Il 3 aprile 2020 inauguravo questo blog con la frase di Hanry Ford: “Ogni fallimento è semplicemente un’opportunità per ricominciare in modo più intelligente“. Non so dire se ci credevo (e ci credo) veramente o cosa… lo ammetto. Di sicuro, oggi, sono di fronte all’ennesimo fallimento e mi tocca ricominciare, ancora una volta, da zero.
Succede infatti che dopo 5 anni devo lasciare un’altra casa. Stavolta casa mia, quella che ho costruito, arredato, arricchito, da solo. Settimane dopo settimane dopo settimane. Dopo averla comprata, ristrutturata e averla arricchita di quadri, domotica, piante/fiori e comodità di ogni genere. La mia casa, quella con solo il mio nome appiccicato sul campanello. Quella che doveva essere inizialmente un investimento da affittare, poi diventata casa mia, e poi ritorna ad essere quella che era all’inizio: un investimento, o un futuro rifugio per i miei figli. Peccato che nel frattempo io di quella casa mi sono innamorato, perchè oltre ad essere casa mia…. rappresenta oggi il mio baricentro di vita, il mio “vado in scooter in 15 minuti al lavoro”, o semplicemente lo stare vicino ad amici, colleghi, ex colleghi. Il mio mondo.
Ecco tutto questo sta per scomparire, e sebbene manchino 3 mesi al giorno in cui non potrò più entrare, sento già come se quel tempo fosse arrivato. E più sento questo peso, più intorno a me c’è indifferenza, superficialità. Che fa ancora più male. Perchè in fondo: è una casa no? Quattro mura, peraltro in un paese semi-sconosciuto ancora oggi. E invece era (ed è) per me la rinascita, l’affermazione di qualcosa che ho sempre desiderato (vivere in una città, nella mia città, Milano) vicino a tutto quello che ho sempre voluto. La possibilità di andare facilmente a teatro, fare la spesa, prendere la metro e andare in centro. Incontrare gli amici, fare un aperitivo.
In una parola: vivere.
Torno in una città (o paese?) che in fondo mi ha visto crescere per i primi 40 anni, dove l’unico sollievo (e non è poco) è il fatto di poter avere vicino, piu’ vicino, fisicamente i miei figli. Che peraltro sono cresciuti, sono ormai grandi, e quindi con il rischio…. di non aver nemmeno piu’ questo “beneficio”. Solo, in una città diventata dopo 5 anni straniera, lontano da tutto e da tutti. Isolato. La sto facendo più pesante di quello che è , vero? In fondo…. ci sono cose più importanti. C’è la salute. C’è il lavoro…. già…. il lavoro.
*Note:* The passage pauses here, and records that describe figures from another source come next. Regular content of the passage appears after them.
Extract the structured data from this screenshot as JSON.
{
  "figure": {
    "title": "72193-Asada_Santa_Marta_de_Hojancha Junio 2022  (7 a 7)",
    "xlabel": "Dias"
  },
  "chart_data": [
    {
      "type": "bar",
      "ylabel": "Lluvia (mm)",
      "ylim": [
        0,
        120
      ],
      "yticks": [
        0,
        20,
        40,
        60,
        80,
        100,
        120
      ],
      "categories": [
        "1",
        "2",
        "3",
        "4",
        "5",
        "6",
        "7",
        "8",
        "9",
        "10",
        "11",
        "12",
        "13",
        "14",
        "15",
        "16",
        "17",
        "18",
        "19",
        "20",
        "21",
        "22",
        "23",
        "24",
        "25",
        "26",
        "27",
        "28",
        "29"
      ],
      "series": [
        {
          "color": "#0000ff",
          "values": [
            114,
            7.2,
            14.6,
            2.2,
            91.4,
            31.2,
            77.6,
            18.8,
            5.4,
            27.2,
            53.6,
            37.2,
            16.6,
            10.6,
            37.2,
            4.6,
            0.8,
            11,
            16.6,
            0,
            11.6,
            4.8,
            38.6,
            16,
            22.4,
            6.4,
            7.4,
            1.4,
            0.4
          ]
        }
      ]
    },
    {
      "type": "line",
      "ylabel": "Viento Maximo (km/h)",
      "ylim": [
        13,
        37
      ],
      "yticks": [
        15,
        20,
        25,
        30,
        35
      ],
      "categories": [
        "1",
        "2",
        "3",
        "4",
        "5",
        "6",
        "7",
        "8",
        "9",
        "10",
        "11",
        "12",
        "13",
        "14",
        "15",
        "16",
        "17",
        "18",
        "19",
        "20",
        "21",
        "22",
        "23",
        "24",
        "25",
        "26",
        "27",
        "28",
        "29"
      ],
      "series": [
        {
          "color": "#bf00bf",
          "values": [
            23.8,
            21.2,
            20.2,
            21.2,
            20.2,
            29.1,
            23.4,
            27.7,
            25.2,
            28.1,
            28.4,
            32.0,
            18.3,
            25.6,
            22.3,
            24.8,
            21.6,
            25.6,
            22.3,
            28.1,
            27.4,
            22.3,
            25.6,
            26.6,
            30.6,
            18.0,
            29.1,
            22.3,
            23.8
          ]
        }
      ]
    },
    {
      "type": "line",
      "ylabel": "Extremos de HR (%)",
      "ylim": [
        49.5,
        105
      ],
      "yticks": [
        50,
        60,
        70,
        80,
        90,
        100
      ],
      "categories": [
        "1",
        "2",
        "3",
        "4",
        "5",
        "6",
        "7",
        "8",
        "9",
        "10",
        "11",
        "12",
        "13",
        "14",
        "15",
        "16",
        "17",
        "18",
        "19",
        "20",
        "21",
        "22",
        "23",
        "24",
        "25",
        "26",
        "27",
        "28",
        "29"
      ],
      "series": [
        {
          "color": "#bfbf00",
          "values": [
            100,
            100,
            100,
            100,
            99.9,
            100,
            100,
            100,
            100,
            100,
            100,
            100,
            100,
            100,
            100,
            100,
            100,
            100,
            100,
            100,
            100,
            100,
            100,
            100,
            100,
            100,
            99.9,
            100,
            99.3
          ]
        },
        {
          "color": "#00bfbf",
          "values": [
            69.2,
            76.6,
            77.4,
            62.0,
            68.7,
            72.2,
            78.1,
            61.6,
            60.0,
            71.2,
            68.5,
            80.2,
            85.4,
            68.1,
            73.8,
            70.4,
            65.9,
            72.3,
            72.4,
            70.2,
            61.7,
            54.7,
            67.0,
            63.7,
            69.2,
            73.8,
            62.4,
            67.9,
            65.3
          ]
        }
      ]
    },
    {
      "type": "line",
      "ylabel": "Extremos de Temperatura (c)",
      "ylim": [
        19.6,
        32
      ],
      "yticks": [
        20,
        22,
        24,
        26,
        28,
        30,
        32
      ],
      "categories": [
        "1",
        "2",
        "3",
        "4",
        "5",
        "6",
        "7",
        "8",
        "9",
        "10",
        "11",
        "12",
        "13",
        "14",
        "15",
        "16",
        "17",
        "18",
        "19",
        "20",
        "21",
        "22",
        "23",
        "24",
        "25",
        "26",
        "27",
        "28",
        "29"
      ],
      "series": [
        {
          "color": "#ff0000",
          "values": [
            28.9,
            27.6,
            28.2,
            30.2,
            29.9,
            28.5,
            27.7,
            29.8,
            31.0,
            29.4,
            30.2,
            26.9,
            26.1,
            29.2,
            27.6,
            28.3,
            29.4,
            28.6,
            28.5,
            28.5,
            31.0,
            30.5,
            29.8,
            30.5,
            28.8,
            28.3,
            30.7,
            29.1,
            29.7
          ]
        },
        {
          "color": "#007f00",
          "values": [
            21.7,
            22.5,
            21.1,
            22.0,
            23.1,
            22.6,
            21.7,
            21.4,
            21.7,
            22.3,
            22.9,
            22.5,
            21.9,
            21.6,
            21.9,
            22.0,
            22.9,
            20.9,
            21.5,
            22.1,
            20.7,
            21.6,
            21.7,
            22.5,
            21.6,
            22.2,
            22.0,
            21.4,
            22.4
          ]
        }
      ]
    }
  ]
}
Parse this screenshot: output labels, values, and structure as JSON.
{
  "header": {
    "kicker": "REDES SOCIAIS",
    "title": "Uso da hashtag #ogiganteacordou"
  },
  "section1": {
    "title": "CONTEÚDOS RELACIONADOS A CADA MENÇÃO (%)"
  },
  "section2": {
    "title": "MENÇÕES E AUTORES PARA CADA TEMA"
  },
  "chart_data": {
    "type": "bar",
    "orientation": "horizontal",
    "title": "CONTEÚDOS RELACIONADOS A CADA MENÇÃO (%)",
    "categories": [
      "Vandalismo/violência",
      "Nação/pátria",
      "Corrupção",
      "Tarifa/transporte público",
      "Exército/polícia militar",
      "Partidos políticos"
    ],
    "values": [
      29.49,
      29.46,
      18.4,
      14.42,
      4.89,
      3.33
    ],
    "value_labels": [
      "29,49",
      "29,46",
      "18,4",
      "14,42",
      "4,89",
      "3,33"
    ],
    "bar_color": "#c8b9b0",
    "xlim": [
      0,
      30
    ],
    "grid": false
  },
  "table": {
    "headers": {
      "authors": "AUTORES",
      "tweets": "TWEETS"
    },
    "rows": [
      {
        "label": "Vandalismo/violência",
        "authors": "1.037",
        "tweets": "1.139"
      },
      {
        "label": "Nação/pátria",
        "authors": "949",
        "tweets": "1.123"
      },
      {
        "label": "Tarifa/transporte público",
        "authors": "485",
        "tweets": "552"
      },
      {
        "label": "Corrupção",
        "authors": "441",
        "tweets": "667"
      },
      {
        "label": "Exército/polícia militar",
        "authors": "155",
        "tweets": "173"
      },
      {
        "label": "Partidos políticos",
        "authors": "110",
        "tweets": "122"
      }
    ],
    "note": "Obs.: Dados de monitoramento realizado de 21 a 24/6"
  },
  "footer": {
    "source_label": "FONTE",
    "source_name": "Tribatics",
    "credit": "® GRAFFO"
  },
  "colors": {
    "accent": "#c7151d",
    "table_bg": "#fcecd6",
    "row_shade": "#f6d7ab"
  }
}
In fondo, è una casa, una stupida casa.
Però, era la mia casa. Come a quella precedente, che pure avevo costruito a mia immagine e somiglianza, e che ho dovuto vendere, 2 anni fa… quando scrivevo che un’altra porta si stava per chiudere….In fondo , è l’ennesimo deja vu. Che non avrei voluto vedere. Ma… del resto, non c’erano piu’ le condizioni per stare qui…. giusto?…..Non più. Ho provato, riprovato, ho resistito. Quasi a tutto.
Sono passati 5 anni…. e ricomincio ancora daccapo. Da zero. Zero amici, zero contatti, zero legami, in un paese dove non voglio stare, i cui ricordi peseranno più del presente. In cui mi sentirò osservato, forse giudicato, di sicuro non apprezzato. In una casa buia, dove quando aprirò le finestre non vedrò la vista del decimo piano, la torre Mediaset, piazza tre torri o il Pirellone. No. Vedrò un cortile, o nella migliore delle ipotesi… una piccola strada di paese, trafficata di biciclette e gente che urla.
Certo che la vita è davvero incredibile (e non so se è il termine corretto). A cosa è valso tutto questo? A volte me lo chiedo. Avrei potuto scegliere diversamente ? Comportarmi diversamente? Avrei potuto non seguire certe strade e preferirne altre? oggi ,riparto da zero. Quindi forse … la risposta è scontata. Certo avrebbe potuto andare diversamente. Ma non lo sapremo mai…. vero?